My point with the sentence you quote is that money becomes a game after a while. The wealthier people get the more it becomes a fun game. Instead of thinking of money, you think of investments that will generate more money. Wall Street is a perfect example. Lots of money and watch all the boys play. It's not money; it's the power game.

Of course, there are exceptions to the rule.

As to your final paragraph: Writer's write. Every literary conference I ever attended said it. There are oodles of people who want to be writers , but never spank a word to the page. That's not writing; that's fantasy. Finally, I miss the good ol' days when the paper arrived every day. I loved the work those columnists cranked out day after day.

Brian McMan

Thursday 19th of July 2018

I've always wondered why MOST EXCELLENTLY WRITTEN BLOGS such as yours can boast of 50 thousand or more pageviews per month, yet I see like only a dozen or two comments.

Keith Taxguy

Thursday 19th of July 2018

Brian, Comments come and go. Many comments each day now are on older posts. Some posts foster comments and some you can hear crickets. But you are right, the comment count is low. (My ego speaking: Maybe I answered all their questions.)

Note to all readers: Brian wants more comments here. (Me too!)

Jerry

Thursday 19th of July 2018

Such a great message here. It's easy to see people as an overnight success, but so many have failed over and over. The reason they achieved success was growing from each experience and not giving up. Favorite line: "Failure is for winners!" That's going to stick with me. I often find myself completing a project, celebrating the accomplishment, and then immediately starting something new. Nice to hear I'm not the only one who can't stop looking for any way to progress. Every loss is one step closer to a win!

JD@WealthNotRetirement

Thursday 19th of July 2018

Nice read about the long years of writing.
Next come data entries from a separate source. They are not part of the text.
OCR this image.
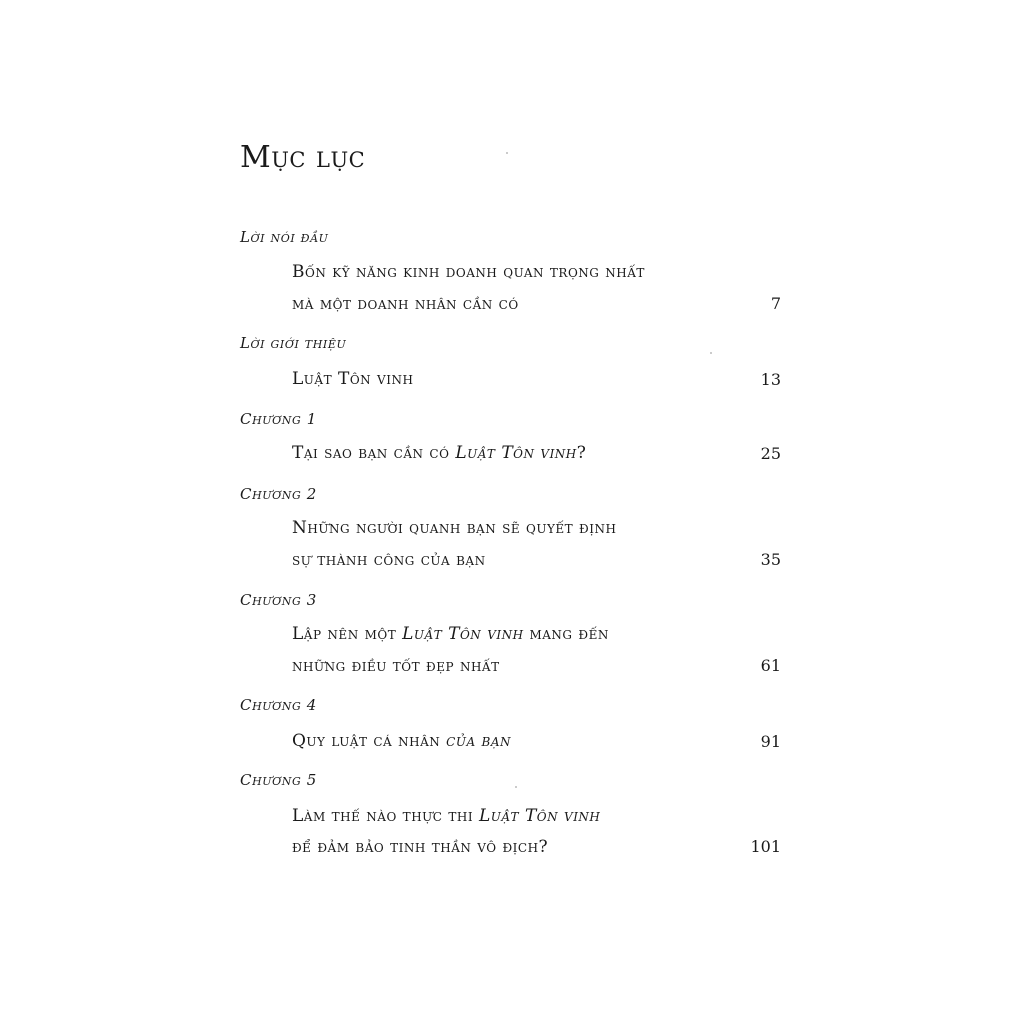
Mục lục
Lời nói đầu
Bốn kỹ năng kinh doanh quan trọng nhất
mà một doanh nhân cần có	7
Lời giới thiệu
Luật Tôn vinh	13
Chương 1
Tại sao bạn cần có Luật Tôn vinh?	25
Chương 2
Những người quanh bạn sẽ quyết định
sự thành công của bạn	35
Chương 3
Lập nên một Luật Tôn vinh mang đến
những điều tốt đẹp nhất	61
Chương 4
Quy luật cá nhân của bạn	91
Chương 5
Làm thế nào thực thi Luật Tôn vinh
để đảm bảo tinh thần vô địch?	101
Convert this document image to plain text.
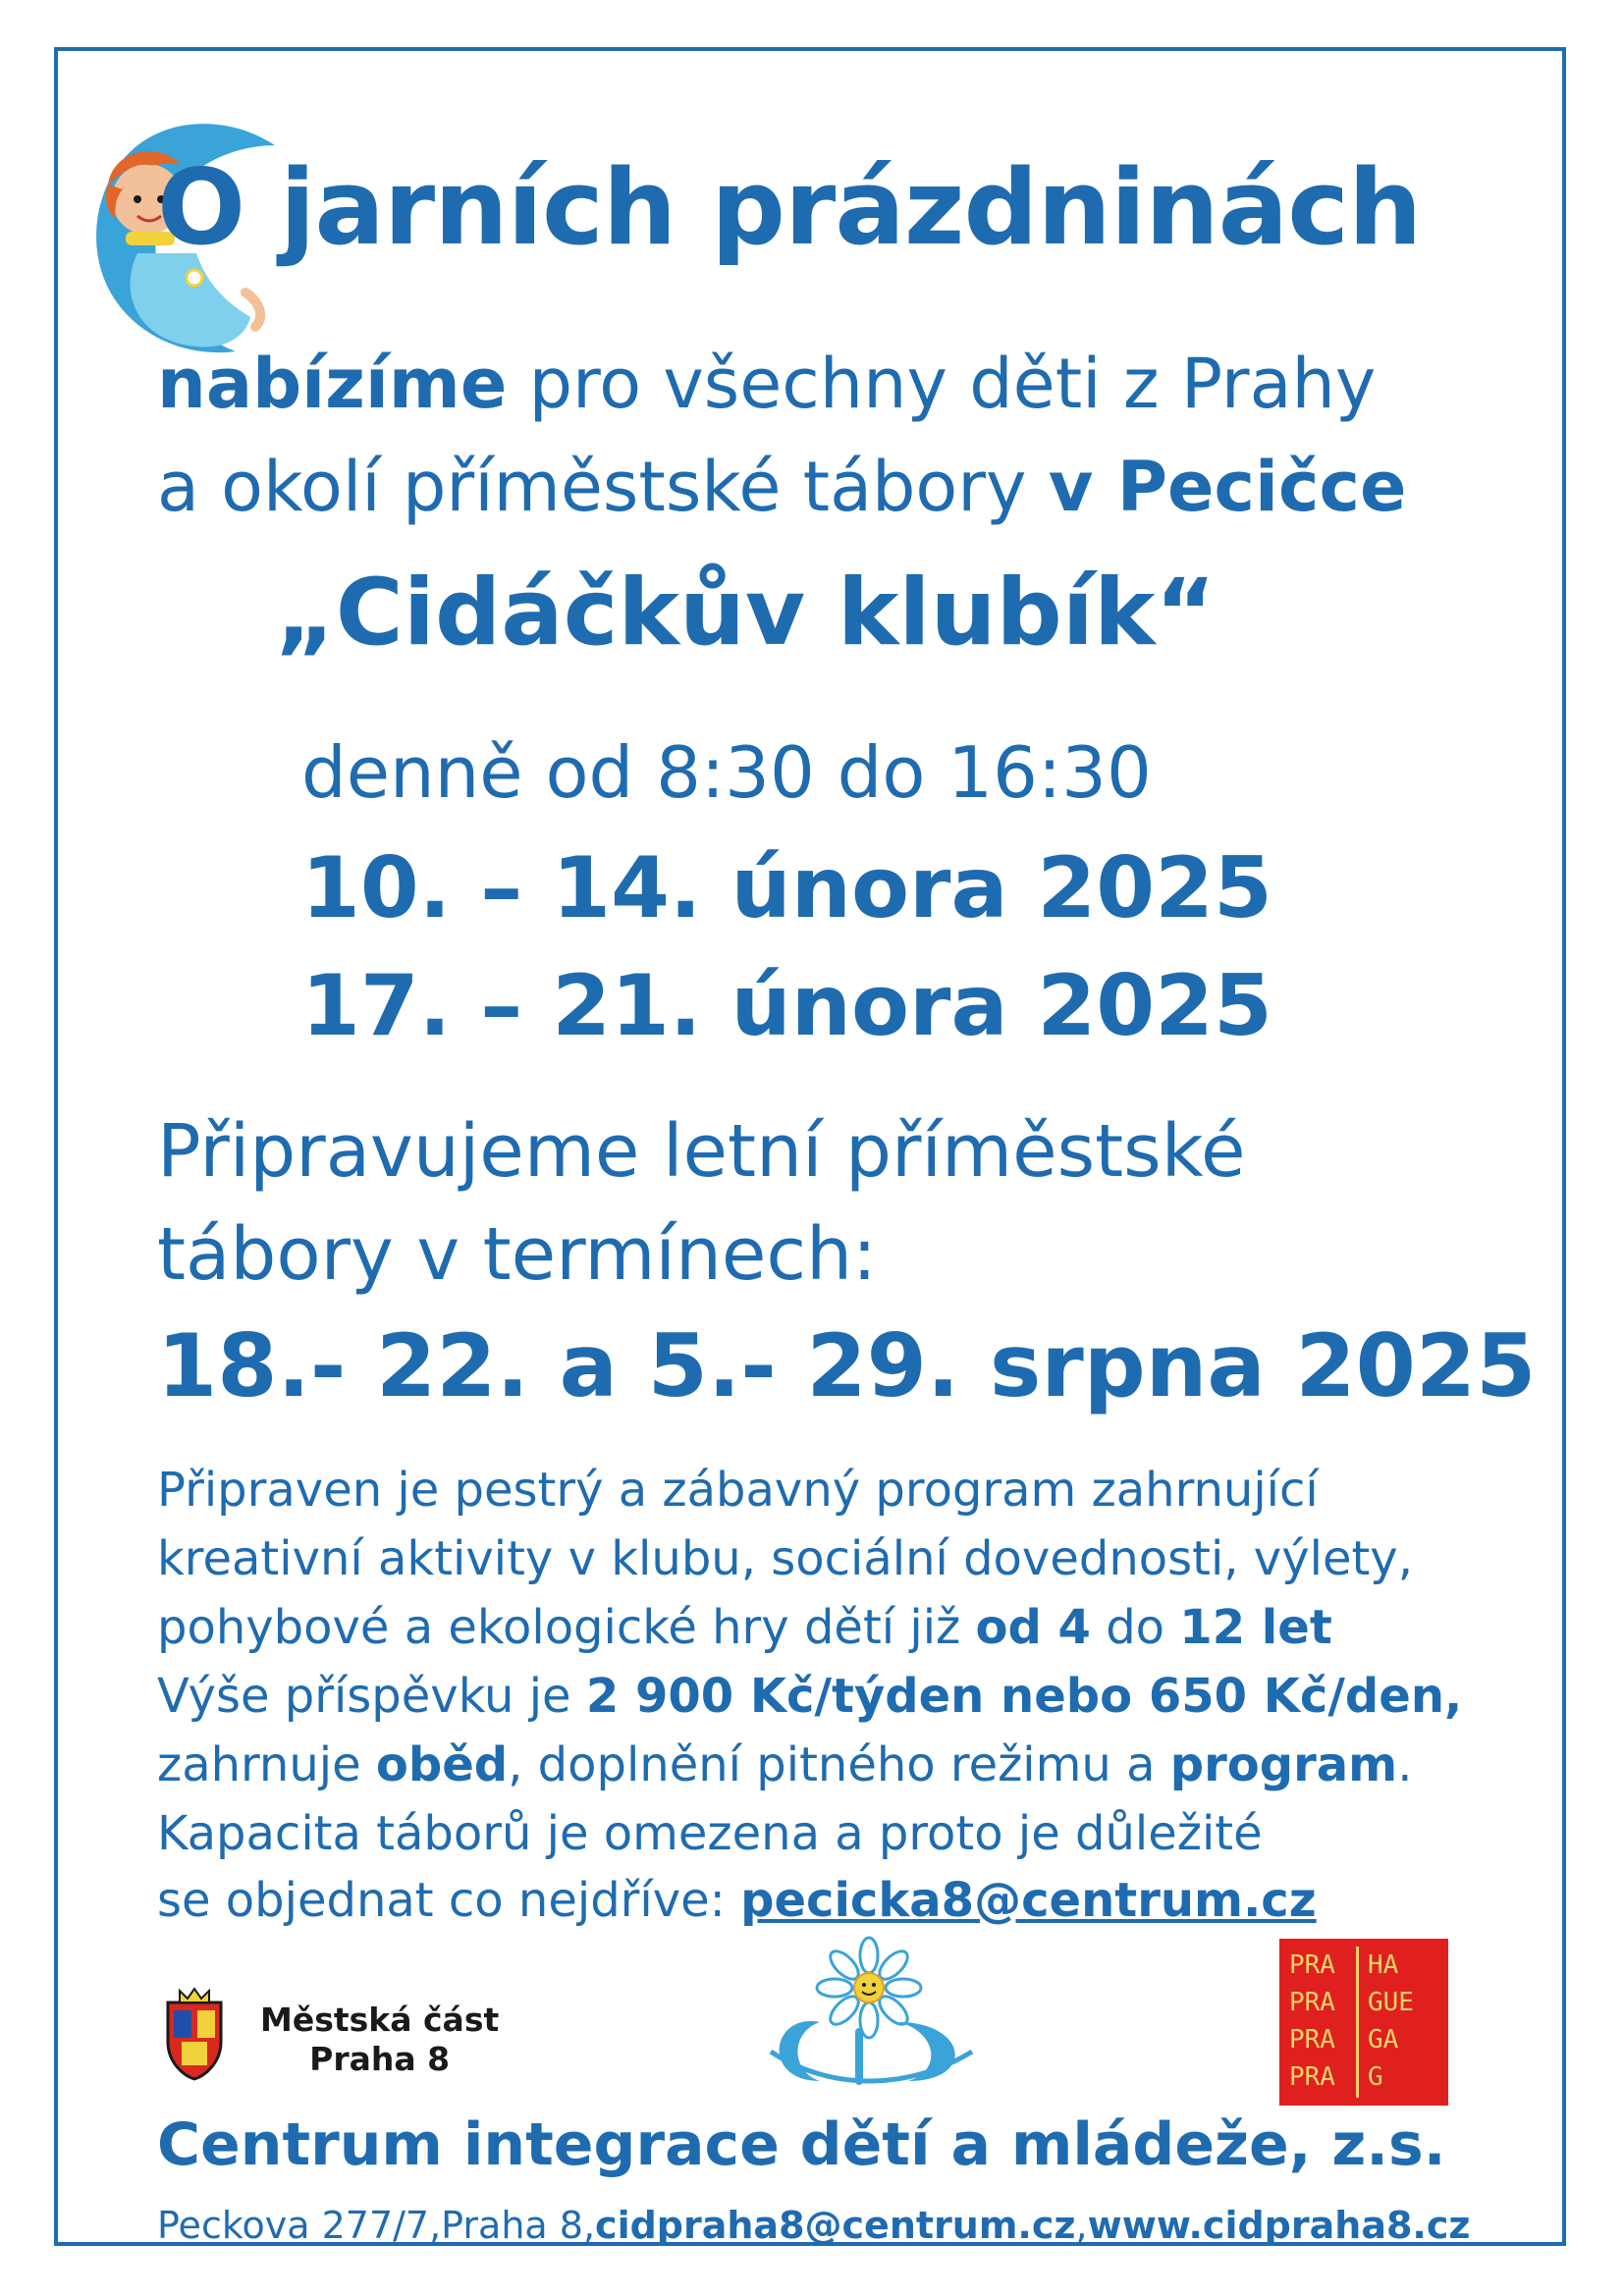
O jarních prázdninách
nabízíme pro všechny děti z Prahy
a okolí příměstské tábory v Pecičce
„Cidáčkův klubík“
denně od 8:30 do 16:30
10. – 14. února 2025
17. – 21. února 2025
Připravujeme letní příměstské
tábory v termínech:
18.- 22. a 5.- 29. srpna 2025
Připraven je pestrý a zábavný program zahrnující
kreativní aktivity v klubu, sociální dovednosti, výlety,
pohybové a ekologické hry dětí již od 4 do 12 let
Výše příspěvku je 2 900 Kč/týden nebo 650 Kč/den,
zahrnuje oběd, doplnění pitného režimu a program.
Kapacita táborů je omezena a proto je důležité
se objednat co nejdříve: pecicka8@centrum.cz
Městská část
Praha 8
PRA HA
PRA GUE
PRA GA
PRA G
Centrum integrace dětí a mládeže, z.s.
Peckova 277/7,Praha 8,cidpraha8@centrum.cz,www.cidpraha8.cz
My life paralleled that much the same way, except it was coding/programming. I had about 20-25 years of large projects/opportunities that fell through (stuff I would code for 2-3 years, try to sell, and it didn't work for various reasons). While it was not always happy in the middle of the failures, the years-upon-years of coding non-stop made me a much better programmer, and out of that, I finally achieved success (and nothing beats 25 years of knowledge to handle business issues, large customers, and money).

"Never give up; never surrender" - GalaxyQuest (haha)

Keith Taxguy

Thursday 19th of July 2018

Writing is my story (pun intended), JD. Everyone has a similar story, the only difference is most people quit on the road to their destination. My goal today was to add some motivation. (Go Galaxy Quest!)